Prof. Azrak, önce Avrupa ve dünya anayasa hukuku açısından bir ülkede "yeni bir anayasa"nın sözkonusu olduğu durumları açıkladı: "Köklü rejim değişiklikleri" ya da "darbe"ler. Sonra Türkiye'de bu bağlamda yapılan anayasaları özetledi. '61 Anayasası'nı "Cumhuriyet'in ikinci anayasası", '82 Anayasası'nı da "darbe" anayasası olarak nitelendiren Prof. Azrak Türkiye'de yeni bir anayasa yapılması için bir neden olmadığını vurguladı. Peki nereden çıkmıştı şimdi böyle bir gündem maddesi o zaman? Azrak'a göre bu siyasi iktidarın bir "taktik"inden başka bir şey değildi. Mevcut anayasayı "Seçmenine sunmak istediği kılık kıyafet sorununa köklü çözüm, üniversitelerin yönetimini zapt-ü rapt altına almak, yargıyı yürütme lehine yeniden düzenlemek" gibi konularda değiştirme önerileri sunmaya kalkışıp, muhalefete baştan hedef olmak yerine gündeme bir "yeni anayasa" konusu getirerek tartışmayı genelleştirme taktiği...

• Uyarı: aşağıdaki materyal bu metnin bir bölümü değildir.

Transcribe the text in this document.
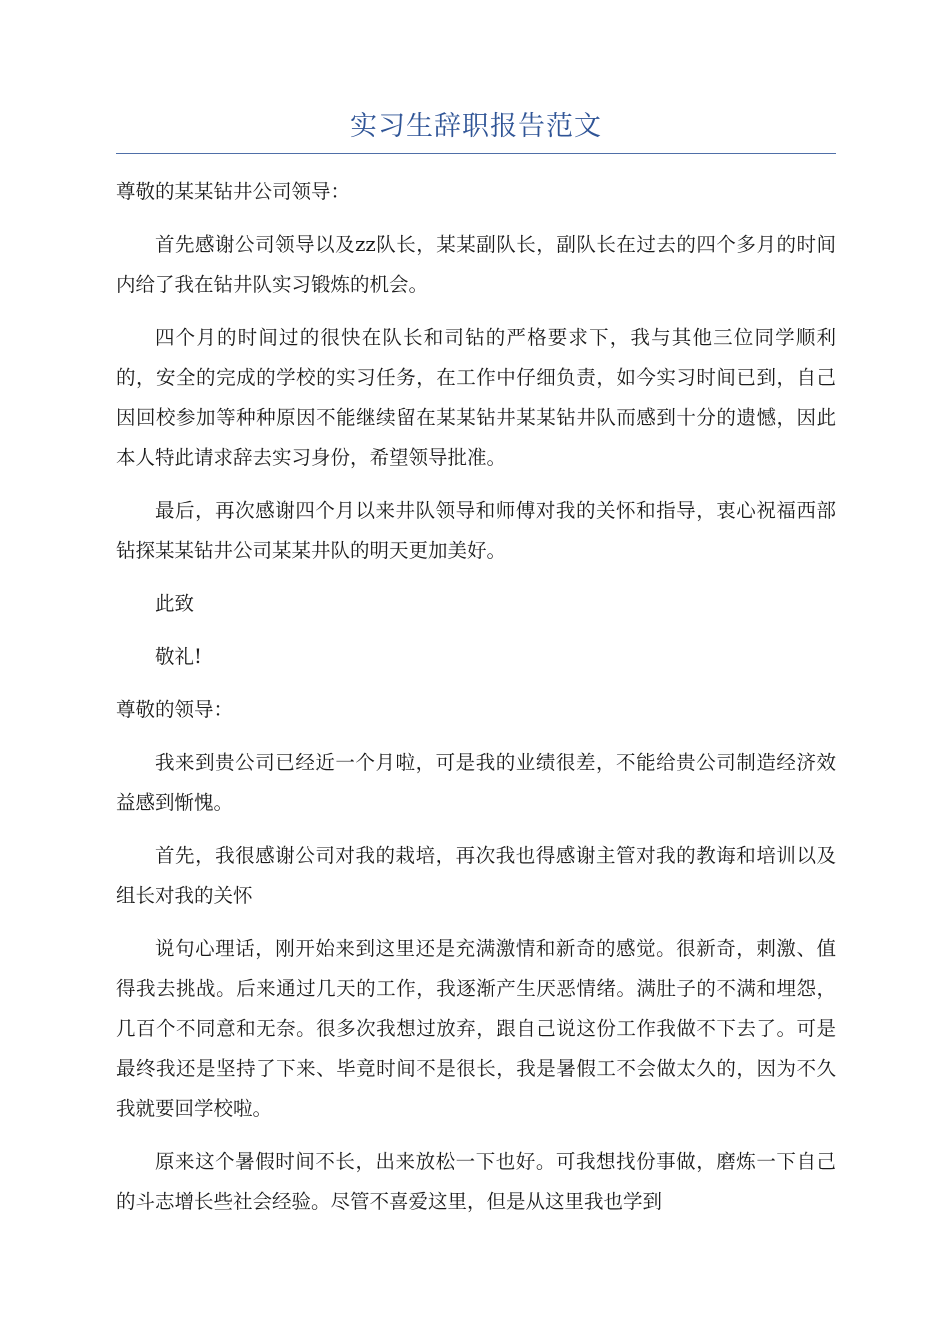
实习生辞职报告范文

尊敬的某某钻井公司领导：

首先感谢公司领导以及zz队长，某某副队长，副队长在过去的四个多月的时间内给了我在钻井队实习锻炼的机会。

四个月的时间过的很快在队长和司钻的严格要求下，我与其他三位同学顺利的，安全的完成的学校的实习任务，在工作中仔细负责，如今实习时间已到，自己因回校参加等种种原因不能继续留在某某钻井某某钻井队而感到十分的遗憾，因此本人特此请求辞去实习身份，希望领导批准。

最后，再次感谢四个月以来井队领导和师傅对我的关怀和指导，衷心祝福西部钻探某某钻井公司某某井队的明天更加美好。

此致

敬礼!

尊敬的领导：

我来到贵公司已经近一个月啦，可是我的业绩很差，不能给贵公司制造经济效益感到惭愧。

首先，我很感谢公司对我的栽培，再次我也得感谢主管对我的教诲和培训以及组长对我的关怀

说句心理话，刚开始来到这里还是充满激情和新奇的感觉。很新奇，刺激、值得我去挑战。后来通过几天的工作，我逐渐产生厌恶情绪。满肚子的不满和埋怨，几百个不同意和无奈。很多次我想过放弃，跟自己说这份工作我做不下去了。可是最终我还是坚持了下来、毕竟时间不是很长，我是暑假工不会做太久的，因为不久我就要回学校啦。

原来这个暑假时间不长，出来放松一下也好。可我想找份事做，磨炼一下自己的斗志增长些社会经验。尽管不喜爱这里，但是从这里我也学到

Programın ikinci yarısında Prof. Dr. Azrak, '82 Anayasası'nı temel alan ve şu anda ortada dolaşan taslakta hiç bulunmayanlara ve yeni eklenenlere değindi. Sosyo-ekonomik açıdan çok önemli bulduğu ve yeni taslakta yer verilmeyen konuları özetle şöyle sıraladı:
- DPT kaldırılmış, demek ki ekonomi artık plansız olacak!

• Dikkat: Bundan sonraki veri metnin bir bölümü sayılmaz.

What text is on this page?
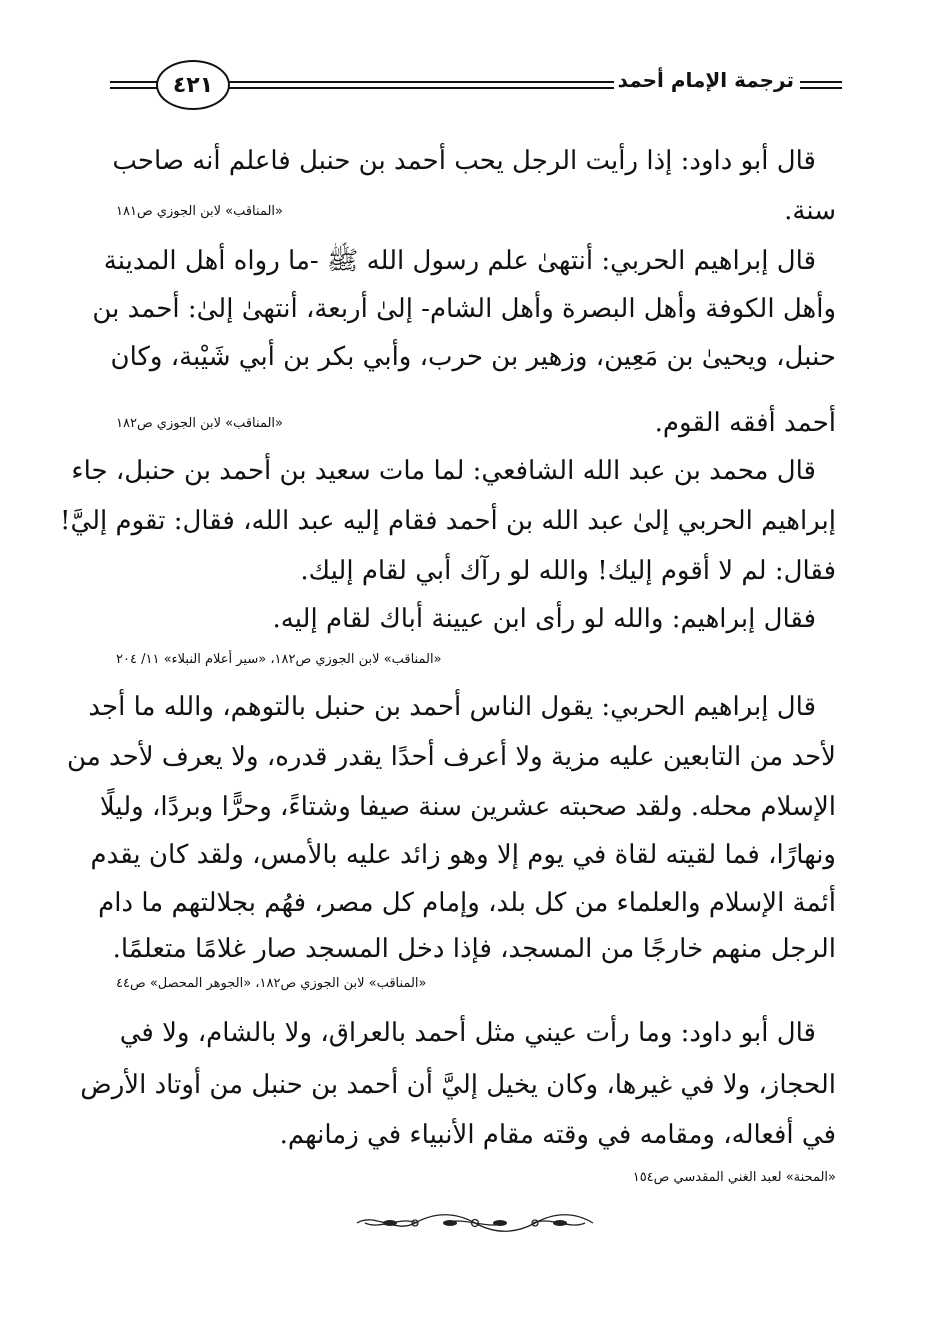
٤٢١	ترجمة الإمام أحمد
قال أبو داود: إذا رأيت الرجل يحب أحمد بن حنبل فاعلم أنه صاحب
«المناقب» لابن الجوزي ص١٨١	سنة.
قال إبراهيم الحربي: أنتهىٰ علم رسول الله ﷺ -ما رواه أهل المدينة
وأهل الكوفة وأهل البصرة وأهل الشام- إلىٰ أربعة، أنتهىٰ إلىٰ: أحمد بن
حنبل، ويحيىٰ بن مَعِين، وزهير بن حرب، وأبي بكر بن أبي شَيْبة، وكان
«المناقب» لابن الجوزي ص١٨٢	أحمد أفقه القوم.
قال محمد بن عبد الله الشافعي: لما مات سعيد بن أحمد بن حنبل، جاء
إبراهيم الحربي إلىٰ عبد الله بن أحمد فقام إليه عبد الله، فقال: تقوم إليَّ!
فقال: لم لا أقوم إليك! والله لو رآك أبي لقام إليك.
فقال إبراهيم: والله لو رأى ابن عيينة أباك لقام إليه.
«المناقب» لابن الجوزي ص١٨٢، «سير أعلام النبلاء» ١١/ ٢٠٤
قال إبراهيم الحربي: يقول الناس أحمد بن حنبل بالتوهم، والله ما أجد
لأحد من التابعين عليه مزية ولا أعرف أحدًا يقدر قدره، ولا يعرف لأحد من
الإسلام محله. ولقد صحبته عشرين سنة صيفا وشتاءً، وحرًّا وبردًا، وليلًا
ونهارًا، فما لقيته لقاة في يوم إلا وهو زائد عليه بالأمس، ولقد كان يقدم
أئمة الإسلام والعلماء من كل بلد، وإمام كل مصر، فهُم بجلالتهم ما دام
الرجل منهم خارجًا من المسجد، فإذا دخل المسجد صار غلامًا متعلمًا.
«المناقب» لابن الجوزي ص١٨٢، «الجوهر المحصل» ص٤٤
قال أبو داود: وما رأت عيني مثل أحمد بالعراق، ولا بالشام، ولا في
الحجاز، ولا في غيرها، وكان يخيل إليَّ أن أحمد بن حنبل من أوتاد الأرض
في أفعاله، ومقامه في وقته مقام الأنبياء في زمانهم.
«المحنة» لعبد الغني المقدسي ص١٥٤
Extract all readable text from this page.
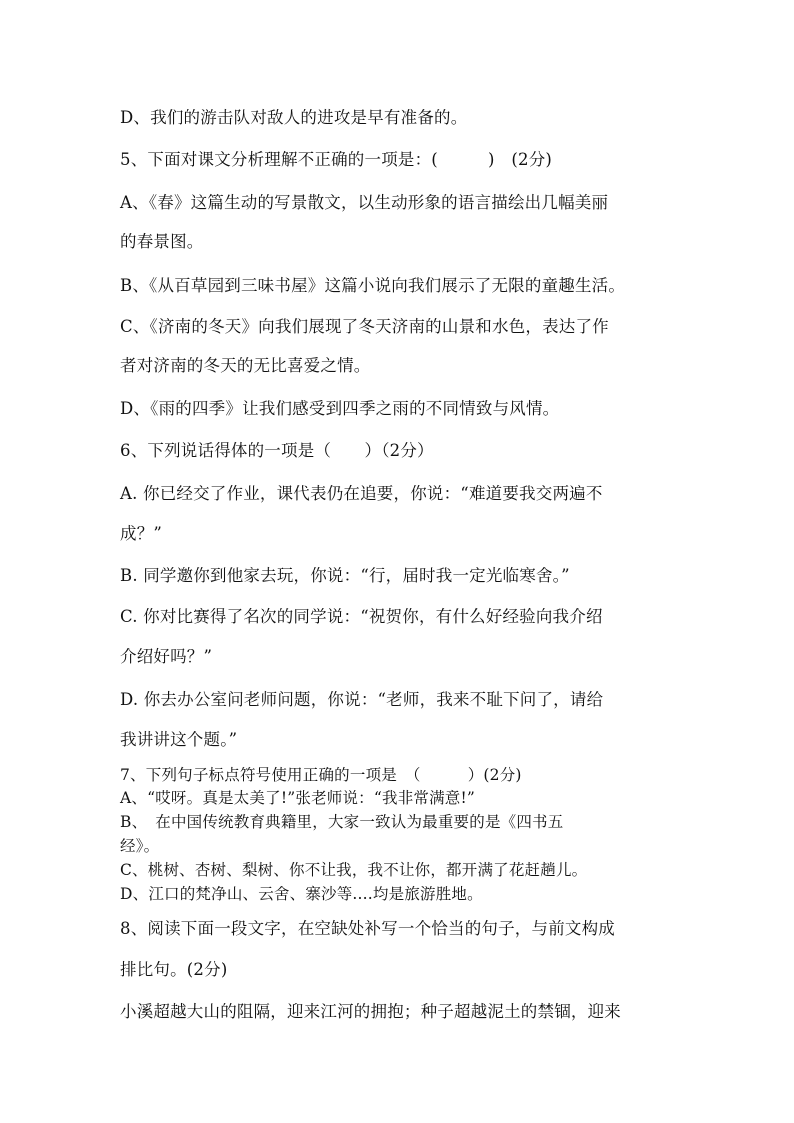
D、我们的游击队对敌人的进攻是早有准备的。
5、下面对课文分析理解不正确的一项是：(　　　)　(2分)
A、《春》这篇生动的写景散文，以生动形象的语言描绘出几幅美丽
的春景图。
B、《从百草园到三味书屋》这篇小说向我们展示了无限的童趣生活。
C、《济南的冬天》向我们展现了冬天济南的山景和水色，表达了作
者对济南的冬天的无比喜爱之情。
D、《雨的四季》让我们感受到四季之雨的不同情致与风情。
6、下列说话得体的一项是（　　）（2分）
A. 你已经交了作业，课代表仍在追要，你说：“难道要我交两遍不
成？”
B. 同学邀你到他家去玩，你说：“行，届时我一定光临寒舍。”
C. 你对比赛得了名次的同学说：“祝贺你，有什么好经验向我介绍
介绍好吗？”
D. 你去办公室问老师问题，你说：“老师，我来不耻下问了，请给
我讲讲这个题。”
7、下列句子标点符号使用正确的一项是　（　　　）(2分)
A、“哎呀。真是太美了!”张老师说：“我非常满意!”
B、　在中国传统教育典籍里，大家一致认为最重要的是《四书五
经》。
C、桃树、杏树、梨树、你不让我，我不让你，都开满了花赶趟儿。
D、江口的梵净山、云舍、寨沙等....均是旅游胜地。
8、阅读下面一段文字，在空缺处补写一个恰当的句子，与前文构成
排比句。(2分)
小溪超越大山的阻隔，迎来江河的拥抱；种子超越泥土的禁锢，迎来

- YAsama-Yürütme ve Yargı "Denge"si bozulmuş
-"Kişi dokunulmazlığı", "kişi hürriyeti ve güvenliği" kaldırılmış,
-Konut hakkı yok,
- "Tüzük"ler yok,
-Yüksek Askeri Mahkemesi ve "ordu" sözcükleri geçen hemen herşey kaldırılmış, Genel Kurmay Başkanı'nın nasıl seçileceği konusu boşlukta,
-Kamu görevlilerinin toplu iş sözleşmesi hakkı yok,
- İşçinin işletmeye katılım hakkı yok,
-Kadınlar yok...
Yeni eklenenler ise:
- "Türban serbestisi", (Prof. Azrak, bu konuda "5 ihtimalli düzenleme" öneren bir anayasa hazırlama kurulunun söylenegeldiği gibi "Bilim Kurulu" diye adlandırılamayacığını, çünkü "bilimsel gerçeğin 1 seçeneği olduğunu, birden çok olduğunda bilimsellikten de çıkacağı"nı vurguladı)

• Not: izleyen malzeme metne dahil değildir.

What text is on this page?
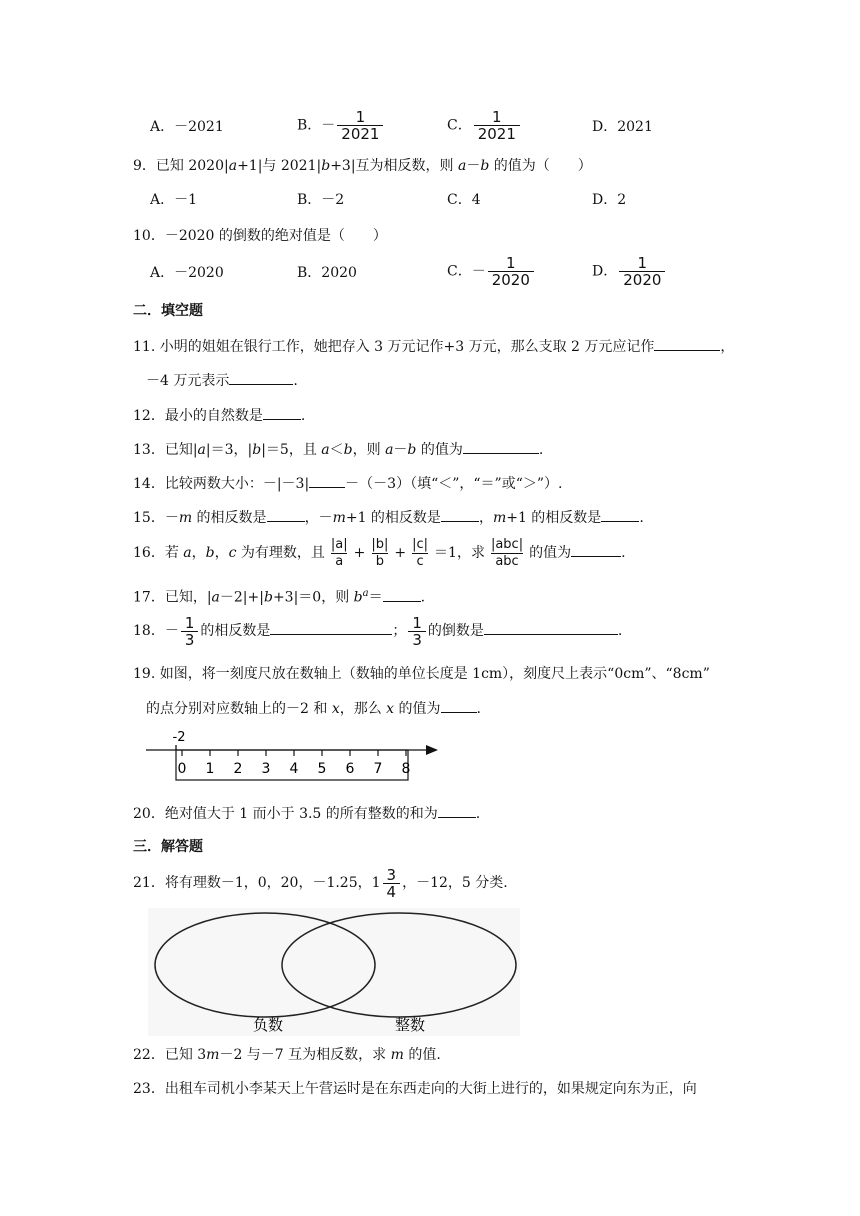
A．－2021	B．－ $\frac{1}{2021}$	C． $\frac{1}{2021}$	D．2021
9．已知 2020|a+1|与 2021|b+3|互为相反数，则 a－b 的值为（　　）
A．－1	B．－2	C．4	D．2
10．－2020 的倒数的绝对值是（　　）
A．－2020	B．2020	C．－ $\frac{1}{2020}$	D． $\frac{1}{2020}$
二．填空题
11. 小明的姐姐在银行工作，她把存入 3 万元记作+3 万元，那么支取 2 万元应记作	，
－4 万元表示	.
12．最小的自然数是	.
13．已知|a|＝3，|b|＝5，且 a＜b，则 a－b 的值为	.
14．比较两数大小：－|－3|	－（－3）（填“＜”，“＝”或“＞”）.
15．－m 的相反数是	，－m+1 的相反数是	，m+1 的相反数是	.
16．若 a，b，c 为有理数，且 $\frac{|a|}{a} + \frac{|b|}{b} + \frac{|c|}{c} =1$，求 $\frac{\text{|abc|}}{\text{abc}}$ 的值为	.
17．已知，|a－2|+|b+3|＝0，则 $b^a=$	.
18．－ $\frac{1}{3}$ 的相反数是	； $\frac{1}{3}$ 的倒数是	.
19. 如图，将一刻度尺放在数轴上（数轴的单位长度是 1cm），刻度尺上表示“0cm”、“8cm”
的点分别对应数轴上的－2 和 x，那么 x 的值为	.
-2
0 1 2 3 4 5 6 7 8
20．绝对值大于 1 而小于 3.5 的所有整数的和为	.
三．解答题
21．将有理数－1，0，20，－1.25，$1 \frac{3}{4}$ ，－12，5 分类.
负数	整数
22．已知 3m－2 与－7 互为相反数，求 m 的值.
23．出租车司机小李某天上午营运时是在东西走向的大街上进行的，如果规定向东为正，向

- Anayasa Mahkemesi üyelerinin seçiminde TBMM'e daha çok yetki,
- Danıştay üyelerinin bir kısmının Bakanlar Kurulu tarafından seçimi,
- Y.Ö.K'ün etksizleştirilmesi, böylece "özerk"liği kaldırılmış üniversitenin bilim kurumu olmayacağı,
- Tahkim (94. md) konusu, dolayısıyla kamu denetiminin dejenerasyonu,
-Hakim ve savcıların idari bakımdan Adalet Bakanlığı'na bağlı kılınması...

Prof. Dr. Ülkü Azrak, son söz olarak, daha çok "ABD başkanlık sistemi"ne öykünmekle birlikte ortaya çıkan yeni anayasa taslağının "o bile olmayıp", olsa olsa bir "başbakanlık anayasası" olarak adlandırılabileceğini söyledi...

Program arasında "Romano Drum"dan, "Conca Melpe" dinlendi...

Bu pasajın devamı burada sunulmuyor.